This morning I heard on the news that an American short seller had given Shopify, a large Canadian company, a negative review. That caused Shopify’s stock to drop 7-11% over two days.
It was glorious. Not the news itself – the fact that I understood what they were talking about!
Shopify is based in Ottawa and has technology that helps people set up and run online stores, for a monthly subscription fee. It’s been doing really well on the Toronto Stock Exchange and the New York Stock Exchange, so this news is rather shocking.
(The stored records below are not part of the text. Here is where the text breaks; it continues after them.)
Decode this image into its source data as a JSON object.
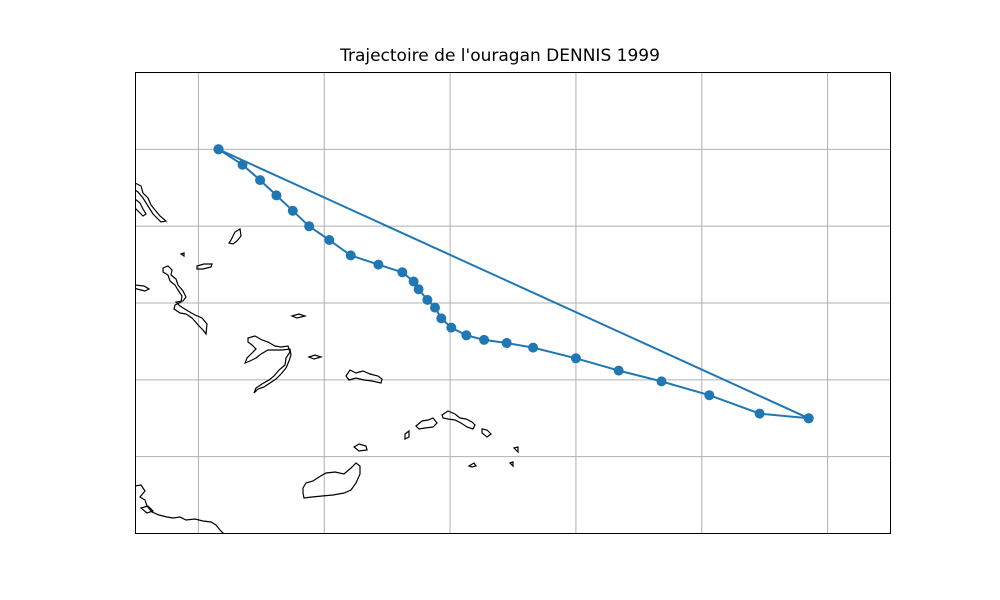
{
  "chart_data": {
    "type": "line",
    "title": "Trajectoire de l'ouragan DENNIS 1999",
    "projection": "PlateCarree",
    "xlim": [
      -80,
      -20
    ],
    "ylim": [
      5,
      35
    ],
    "grid": true,
    "grid_lon": [
      -75,
      -65,
      -55,
      -45,
      -35,
      -25
    ],
    "grid_lat": [
      30,
      25,
      20,
      15,
      10
    ],
    "series": [
      {
        "marker": "circle",
        "color": "#1f77b4",
        "lon": [
          -73.4,
          -71.5,
          -70.1,
          -68.8,
          -67.5,
          -66.2,
          -64.6,
          -62.9,
          -60.7,
          -58.8,
          -57.9,
          -57.5,
          -56.8,
          -56.2,
          -55.7,
          -54.9,
          -53.7,
          -52.3,
          -50.5,
          -48.4,
          -45.0,
          -41.6,
          -38.2,
          -34.4,
          -30.4,
          -26.5,
          -73.4,
          -26.5
        ],
        "lat": [
          30.0,
          29.0,
          28.0,
          27.0,
          26.0,
          25.0,
          24.1,
          23.1,
          22.5,
          22.0,
          21.4,
          20.9,
          20.2,
          19.7,
          19.0,
          18.4,
          17.9,
          17.6,
          17.4,
          17.1,
          16.4,
          15.6,
          14.9,
          14.0,
          12.8,
          12.5,
          30.0,
          12.5
        ]
      }
    ]
  },
  "colors": {
    "track": "#1f77b4",
    "coast": "#000000",
    "grid": "#b0b0b0"
  }
}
Right now, it means people looking to get in can take advantage of a slight sale on the stocks. (But if it goes on long term, people at the company may lose their jobs.)
The short seller is saying, basically, that the stock isn’t worth its price. (Click here if you want to hear why.) That means that if you own Shopify stock, it’s not worth as much as you thought, and could drop once everyone realizes it, wiping out some of your money-on-paper. (To me it’s all just money on paper until you need to cash it in for something. Like paying your nursing home bills in retirement.)
You may have heard the phrase, “buy low, sell high.” Well, a short seller does that too – but in reverse order. It’s complicated, but they’re betting on stocks going down, not up. They sell first, when it’s high, then to fulfill the order they buy when it’s low. So if they sell for $10 today and buy for $5 tomorrow, they’ve made $5. (If they’re wrong and it goes up to $15, they’re out $5.)
So after all these months of studying and sticking with the Canadian Securities Course I feel like I’ve actually learned something. It’s almost like conversational Spanish – I’ve finally moved a bit beyond “Una cerveza por favor.” ¡Olé!
(In other news, I’ve finally finished the course work for CSC. Now a month or so of studying, then I’ll book the final exam. Progress!)